Lara Arruabarrena tuvo que eliminar en el camino a la austriaca Patricia Mayr Achleitner (99), a la checa Eva Birnerova (110), a la argentina Paula Ormaechea (141) y a la rumana Edina Gallovits (128), todas mejor situadas en el ranking del tenis femenino. Por eso, la primera sorprendida del éxito fue la propia tenista tolosarra.
Como quien no quiere la cosa salta a las primeras páginas de la actualidad, sin perder de vista que su margen de mejora es importante, porque ocupa el puesto 174 del mundo y tiene un largo camino por recorrer. Sus deseos ahora consisten en alcanzar un puesto entre las cien primeras y poder disputar algún torneo del Grand Slam.
Conocida la victoria hemos debido recurrir a los archivos del tenis más joven para comprobar que en su carrera hay muchos éxitos, títulos y triunfos en las categorías de promoción. Como juvenil y junior ha cosechado éxitos que no permiten que pase desapercibida. Pero de ahí a compararle con las grandes va un largo trecho. Hablan de ella como la heredera de las Sánchez Vicario, Conchita Martínez y compañía.
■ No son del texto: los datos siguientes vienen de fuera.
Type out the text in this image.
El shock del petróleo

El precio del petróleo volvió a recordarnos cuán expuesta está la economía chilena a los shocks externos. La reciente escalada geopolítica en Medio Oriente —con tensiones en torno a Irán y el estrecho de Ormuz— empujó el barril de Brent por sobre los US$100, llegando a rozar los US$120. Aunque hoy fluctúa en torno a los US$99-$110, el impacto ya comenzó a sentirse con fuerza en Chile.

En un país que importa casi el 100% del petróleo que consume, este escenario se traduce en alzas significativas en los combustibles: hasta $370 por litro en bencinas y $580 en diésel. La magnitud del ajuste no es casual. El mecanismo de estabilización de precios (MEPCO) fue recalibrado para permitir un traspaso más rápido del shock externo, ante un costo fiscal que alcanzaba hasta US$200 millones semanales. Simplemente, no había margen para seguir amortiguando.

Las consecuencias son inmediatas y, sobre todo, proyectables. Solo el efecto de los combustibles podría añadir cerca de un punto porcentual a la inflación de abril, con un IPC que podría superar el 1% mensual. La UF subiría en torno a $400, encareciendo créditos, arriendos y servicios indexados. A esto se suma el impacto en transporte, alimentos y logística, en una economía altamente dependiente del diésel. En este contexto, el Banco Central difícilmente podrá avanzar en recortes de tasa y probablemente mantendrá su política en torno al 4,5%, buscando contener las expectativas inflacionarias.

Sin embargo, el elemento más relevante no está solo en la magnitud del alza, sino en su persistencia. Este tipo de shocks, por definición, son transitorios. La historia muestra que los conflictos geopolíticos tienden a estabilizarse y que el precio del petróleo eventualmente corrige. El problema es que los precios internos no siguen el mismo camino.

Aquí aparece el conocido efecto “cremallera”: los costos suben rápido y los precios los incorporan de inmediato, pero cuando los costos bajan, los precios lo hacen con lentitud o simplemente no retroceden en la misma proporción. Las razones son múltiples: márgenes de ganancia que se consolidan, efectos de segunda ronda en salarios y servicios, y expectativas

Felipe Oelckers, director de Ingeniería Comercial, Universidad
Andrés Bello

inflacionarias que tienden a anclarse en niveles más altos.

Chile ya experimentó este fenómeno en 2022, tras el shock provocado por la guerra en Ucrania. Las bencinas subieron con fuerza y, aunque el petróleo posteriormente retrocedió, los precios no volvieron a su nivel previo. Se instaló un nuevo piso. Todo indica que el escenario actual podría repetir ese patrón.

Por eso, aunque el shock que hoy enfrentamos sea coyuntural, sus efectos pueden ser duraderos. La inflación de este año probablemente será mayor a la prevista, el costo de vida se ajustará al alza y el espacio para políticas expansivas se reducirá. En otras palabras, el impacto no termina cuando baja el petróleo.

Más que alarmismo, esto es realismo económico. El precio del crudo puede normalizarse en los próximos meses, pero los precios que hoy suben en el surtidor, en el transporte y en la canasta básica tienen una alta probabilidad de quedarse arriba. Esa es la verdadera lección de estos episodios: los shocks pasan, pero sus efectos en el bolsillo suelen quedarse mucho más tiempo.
Sinceramente creo que es un sin sentido. El mundo del deporte está lleno de fracasos porque se han querido acelerar procesos con deportistas a los que no se ha dejado seguir su camino naturalmente. Por eso, espero y deseo que Lara Arruabarrena no entre en esa dinámica de exigencia absurda que no lleva a ninguna parte.